Entrepreneur Lapo Ancillotti approached High Modulus in 2004 and asked whether the company could help him with his latest project. Whilst Ancillotti was known for his involvement with the management of yachting projects, this new venture aimed to develop a high-performance experimental kit plane suitable for amateurs to build as simply as possible.
The High Modulus team’s aim was to design a monocoque structure, but with detachable wings so the whole kit is capable of fitting in a 20ft container. The fuselage, wings and tail were designed to enter the kit completed, so amateur builders have confidence in the critical structures, and can focus on bolting the parts together. This monocoque approach is just one of the ways in which the Furio plane differentiates itself from traditional aviation structures, which are typically more complex assemblies.
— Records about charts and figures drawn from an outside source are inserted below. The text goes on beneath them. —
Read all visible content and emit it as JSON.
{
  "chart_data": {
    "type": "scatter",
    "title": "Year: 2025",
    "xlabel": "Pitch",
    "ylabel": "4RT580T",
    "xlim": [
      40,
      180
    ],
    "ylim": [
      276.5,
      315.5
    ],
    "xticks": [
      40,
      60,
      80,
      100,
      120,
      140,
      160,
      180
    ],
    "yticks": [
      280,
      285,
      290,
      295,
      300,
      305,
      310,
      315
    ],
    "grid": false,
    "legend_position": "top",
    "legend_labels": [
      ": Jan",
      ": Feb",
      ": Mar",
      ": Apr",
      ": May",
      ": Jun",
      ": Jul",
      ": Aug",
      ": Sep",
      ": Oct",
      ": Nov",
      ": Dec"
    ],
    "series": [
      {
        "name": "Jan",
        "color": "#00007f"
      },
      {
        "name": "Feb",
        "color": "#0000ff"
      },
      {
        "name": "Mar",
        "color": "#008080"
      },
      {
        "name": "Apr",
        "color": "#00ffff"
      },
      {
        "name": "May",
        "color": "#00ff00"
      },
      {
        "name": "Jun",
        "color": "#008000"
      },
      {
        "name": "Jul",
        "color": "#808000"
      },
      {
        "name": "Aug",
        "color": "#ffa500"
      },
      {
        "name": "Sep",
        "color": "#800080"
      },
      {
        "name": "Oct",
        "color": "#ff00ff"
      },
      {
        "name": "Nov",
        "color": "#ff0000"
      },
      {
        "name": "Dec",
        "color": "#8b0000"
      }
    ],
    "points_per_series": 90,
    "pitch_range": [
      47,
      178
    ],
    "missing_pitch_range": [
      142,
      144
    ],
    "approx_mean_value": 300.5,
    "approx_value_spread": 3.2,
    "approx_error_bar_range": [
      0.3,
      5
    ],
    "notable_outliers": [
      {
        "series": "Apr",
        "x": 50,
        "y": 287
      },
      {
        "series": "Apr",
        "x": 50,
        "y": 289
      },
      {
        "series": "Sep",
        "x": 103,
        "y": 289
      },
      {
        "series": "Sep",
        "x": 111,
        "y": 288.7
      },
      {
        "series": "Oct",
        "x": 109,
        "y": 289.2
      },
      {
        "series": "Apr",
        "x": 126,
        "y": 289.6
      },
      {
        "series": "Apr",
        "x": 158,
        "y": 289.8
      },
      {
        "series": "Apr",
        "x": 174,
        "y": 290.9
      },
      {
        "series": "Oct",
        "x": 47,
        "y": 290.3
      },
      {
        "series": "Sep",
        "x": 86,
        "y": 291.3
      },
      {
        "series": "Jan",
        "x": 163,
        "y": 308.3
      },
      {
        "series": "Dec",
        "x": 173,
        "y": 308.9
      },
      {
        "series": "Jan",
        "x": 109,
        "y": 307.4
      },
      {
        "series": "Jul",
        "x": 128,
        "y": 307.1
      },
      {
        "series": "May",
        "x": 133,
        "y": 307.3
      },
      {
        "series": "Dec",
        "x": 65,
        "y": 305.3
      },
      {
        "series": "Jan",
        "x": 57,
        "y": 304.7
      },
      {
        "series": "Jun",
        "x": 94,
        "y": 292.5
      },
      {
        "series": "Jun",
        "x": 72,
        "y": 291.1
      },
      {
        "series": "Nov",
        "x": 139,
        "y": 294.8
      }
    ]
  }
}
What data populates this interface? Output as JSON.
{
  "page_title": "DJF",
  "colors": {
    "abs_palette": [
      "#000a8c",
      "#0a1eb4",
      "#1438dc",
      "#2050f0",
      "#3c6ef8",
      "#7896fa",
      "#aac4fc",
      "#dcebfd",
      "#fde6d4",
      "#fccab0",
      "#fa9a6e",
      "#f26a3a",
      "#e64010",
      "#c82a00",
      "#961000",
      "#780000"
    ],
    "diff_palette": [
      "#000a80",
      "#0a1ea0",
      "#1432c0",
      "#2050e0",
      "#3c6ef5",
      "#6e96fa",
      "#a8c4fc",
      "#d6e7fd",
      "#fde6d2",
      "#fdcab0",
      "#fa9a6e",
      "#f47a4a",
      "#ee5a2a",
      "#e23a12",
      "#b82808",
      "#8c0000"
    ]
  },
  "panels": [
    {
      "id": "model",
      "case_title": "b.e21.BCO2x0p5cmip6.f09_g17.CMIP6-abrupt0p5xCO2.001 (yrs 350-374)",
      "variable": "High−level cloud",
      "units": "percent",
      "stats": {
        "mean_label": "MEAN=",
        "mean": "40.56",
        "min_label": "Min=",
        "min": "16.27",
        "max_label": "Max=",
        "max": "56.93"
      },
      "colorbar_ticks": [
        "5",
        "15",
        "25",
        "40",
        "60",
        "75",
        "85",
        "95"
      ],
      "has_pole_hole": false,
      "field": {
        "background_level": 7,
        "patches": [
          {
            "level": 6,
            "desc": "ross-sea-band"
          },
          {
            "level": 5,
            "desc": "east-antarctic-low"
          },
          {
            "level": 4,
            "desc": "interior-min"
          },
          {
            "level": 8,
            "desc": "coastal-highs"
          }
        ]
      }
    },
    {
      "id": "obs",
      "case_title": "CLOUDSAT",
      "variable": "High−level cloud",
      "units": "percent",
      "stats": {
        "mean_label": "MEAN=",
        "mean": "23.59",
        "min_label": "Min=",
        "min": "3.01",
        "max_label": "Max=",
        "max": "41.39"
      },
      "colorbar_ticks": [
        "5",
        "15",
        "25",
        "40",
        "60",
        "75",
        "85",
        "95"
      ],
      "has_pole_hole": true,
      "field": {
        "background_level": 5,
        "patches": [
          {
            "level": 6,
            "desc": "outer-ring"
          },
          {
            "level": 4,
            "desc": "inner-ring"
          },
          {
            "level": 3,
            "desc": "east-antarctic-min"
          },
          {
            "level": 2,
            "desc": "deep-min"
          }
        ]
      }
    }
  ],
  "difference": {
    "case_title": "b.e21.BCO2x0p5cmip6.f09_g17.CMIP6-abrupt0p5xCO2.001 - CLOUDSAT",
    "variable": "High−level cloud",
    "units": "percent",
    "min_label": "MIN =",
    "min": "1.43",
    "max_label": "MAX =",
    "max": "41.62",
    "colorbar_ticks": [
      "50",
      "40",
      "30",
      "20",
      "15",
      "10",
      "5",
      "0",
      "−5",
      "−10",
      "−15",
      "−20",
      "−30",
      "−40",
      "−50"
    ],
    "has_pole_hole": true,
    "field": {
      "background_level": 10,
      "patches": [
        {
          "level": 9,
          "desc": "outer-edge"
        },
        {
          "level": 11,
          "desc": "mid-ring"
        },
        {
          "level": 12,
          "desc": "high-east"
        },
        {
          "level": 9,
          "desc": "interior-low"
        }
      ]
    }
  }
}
High Modulus teamed with ANZES (Air New Zealand Engineering Services), with whom they are co-operating separately on a multi-million dollar, multi-year “Research for Industry” project funded by FRST, and through this gained an insight into the differences between aerospace and marine design methodology. Of particular interest was the approach to statistical analysis of mechanical tests, and the similarities between the load bearing on wings and that on the centerboards of canting keel boats. As a result of this collaboration, High Modulus now has the capability to perform its materials and laminate tests to US Military Standards, which are recognized around the world; and a more in-depth understanding of the shock load and pressure distribution in dynamic loading of daggerboards on canting keel yachts.
The various Furio components of the fuselage, wings, tailplane and control surfaces were each approached individually to establish the best manufacturing method to suit the geometry and laminate requirements. The majority of the components were infused carbon fibre with PVC foam cores.
The first plane was publicly unveiled in Auckland in early February, with kits 2 and 3 already in build.